En los campamentos, en cambio, se suele ofrecer platos internacionales alternados con comidas típicas venezolanas, como el plátano asado, las arepas (croquetas hechas con harina de maíz) o el pescado frito. Para el postre, tanto la piña como la banana (llamada cambur) son muy dulces.
Quienes vayan a Canaima mediante un plan que no incluya la comida podrán desayunar por us$ 7 y almorzar y cenar por 10 dólares.

Datos útiles

Cómo llegar

Para llegar hasta el Parque Nacional Canaima, Aerotuy tiene vuelos desde Porlamar (isla Margarita) o Caracas por US$ 90. Informes en Buenos Aires: Córdoba 807, 1º B. Telefax: 313-5916/314-0740.
Aeroperú ofrece pasajes Buenos Aires-Caracas por US$ 600 (en chárter) o 750 (si es vuelo de línea).
Otra alternativa para llegar a Canaima consiste en tomar un avión desde Ciudad Bolívar, que cuesta 25 dólares.

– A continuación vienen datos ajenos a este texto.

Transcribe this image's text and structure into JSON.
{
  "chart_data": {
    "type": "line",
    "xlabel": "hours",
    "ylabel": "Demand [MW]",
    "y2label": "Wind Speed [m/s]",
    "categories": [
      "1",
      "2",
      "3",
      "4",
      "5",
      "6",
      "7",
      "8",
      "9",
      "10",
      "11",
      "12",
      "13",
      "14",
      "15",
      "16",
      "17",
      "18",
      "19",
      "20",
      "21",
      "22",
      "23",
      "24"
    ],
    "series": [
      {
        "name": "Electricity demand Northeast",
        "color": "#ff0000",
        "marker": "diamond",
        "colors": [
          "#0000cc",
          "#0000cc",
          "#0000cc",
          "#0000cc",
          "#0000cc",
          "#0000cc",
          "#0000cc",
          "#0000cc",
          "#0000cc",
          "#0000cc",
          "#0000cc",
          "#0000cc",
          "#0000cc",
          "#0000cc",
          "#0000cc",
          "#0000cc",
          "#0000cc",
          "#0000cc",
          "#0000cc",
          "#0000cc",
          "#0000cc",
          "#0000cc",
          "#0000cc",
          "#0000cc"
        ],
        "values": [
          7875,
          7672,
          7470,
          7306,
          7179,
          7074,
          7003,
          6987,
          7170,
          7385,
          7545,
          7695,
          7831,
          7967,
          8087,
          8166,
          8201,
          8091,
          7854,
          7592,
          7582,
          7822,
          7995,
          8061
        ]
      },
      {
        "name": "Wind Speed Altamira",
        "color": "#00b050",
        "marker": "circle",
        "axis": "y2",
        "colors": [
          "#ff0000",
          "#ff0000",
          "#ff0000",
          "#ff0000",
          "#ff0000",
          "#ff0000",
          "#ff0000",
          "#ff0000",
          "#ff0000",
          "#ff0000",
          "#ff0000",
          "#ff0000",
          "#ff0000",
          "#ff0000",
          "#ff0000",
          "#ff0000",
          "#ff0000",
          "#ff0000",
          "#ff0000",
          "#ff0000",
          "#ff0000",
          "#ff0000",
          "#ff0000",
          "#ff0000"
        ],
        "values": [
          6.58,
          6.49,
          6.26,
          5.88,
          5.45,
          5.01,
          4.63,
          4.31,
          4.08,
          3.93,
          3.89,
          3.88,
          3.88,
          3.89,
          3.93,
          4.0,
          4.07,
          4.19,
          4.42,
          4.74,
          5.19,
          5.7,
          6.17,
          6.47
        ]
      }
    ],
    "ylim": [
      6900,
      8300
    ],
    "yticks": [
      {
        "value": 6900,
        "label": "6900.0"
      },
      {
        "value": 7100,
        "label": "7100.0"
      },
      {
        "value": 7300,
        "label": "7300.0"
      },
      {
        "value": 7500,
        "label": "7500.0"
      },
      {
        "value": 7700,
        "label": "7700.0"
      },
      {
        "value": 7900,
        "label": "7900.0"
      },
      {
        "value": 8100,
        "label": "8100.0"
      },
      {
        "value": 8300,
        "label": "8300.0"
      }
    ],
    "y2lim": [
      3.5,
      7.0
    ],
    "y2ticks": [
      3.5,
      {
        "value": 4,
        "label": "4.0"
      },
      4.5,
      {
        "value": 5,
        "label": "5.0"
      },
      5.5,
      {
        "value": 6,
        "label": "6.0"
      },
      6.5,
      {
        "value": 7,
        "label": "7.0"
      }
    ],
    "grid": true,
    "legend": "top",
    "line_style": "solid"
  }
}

No es necesario pagar la vuelta, ya que se la arregla el mismo día de la partida.

Dónde dormir

En Canaima hay desde un hotel 3 estrellas hasta campamentos con baño común donde se duerme en hamaca. También se puede acampar en zonas reservadas especialmente para eso (en dicho caso hay que pedir permiso al guardaparque).
Una habitación sin comida cuesta US$ 20 por persona. Una posada con desayuno, cena y baño compartido se consigue desde 35 dólares.
Una experiencia recomendable es dormir en los campamentos locales. Están construidos en concordancia con el paisaje, pero tienen facilidades como baño privado y restaurante. La empresa VEN Turismo trabaja con los campamentos Arekuna y Kavac. En Arekuna, 3 días y 2 noches, incluyendo los traslados aéreos desde Caracas o Porlamar, todas las comidas y varias excursiones, cuesta US$ 470. Informes en Buenos Aires: Córdoba 807, 1º B. Telefax: 313-5916/314-0740.

Qué llevar

Los guías de turismo recomiendan una lista de imprescindibles: protector solar, shorts y remera, malla, gorra o sombrero, dos pares de zapatillas (muchas veces hay que zambullir los pies en charcos ineludibles), bolsas de plástico para proteger cámaras, ropa más abrigada para la noche y repelente contra mosquitos (que pocas veces es necesario).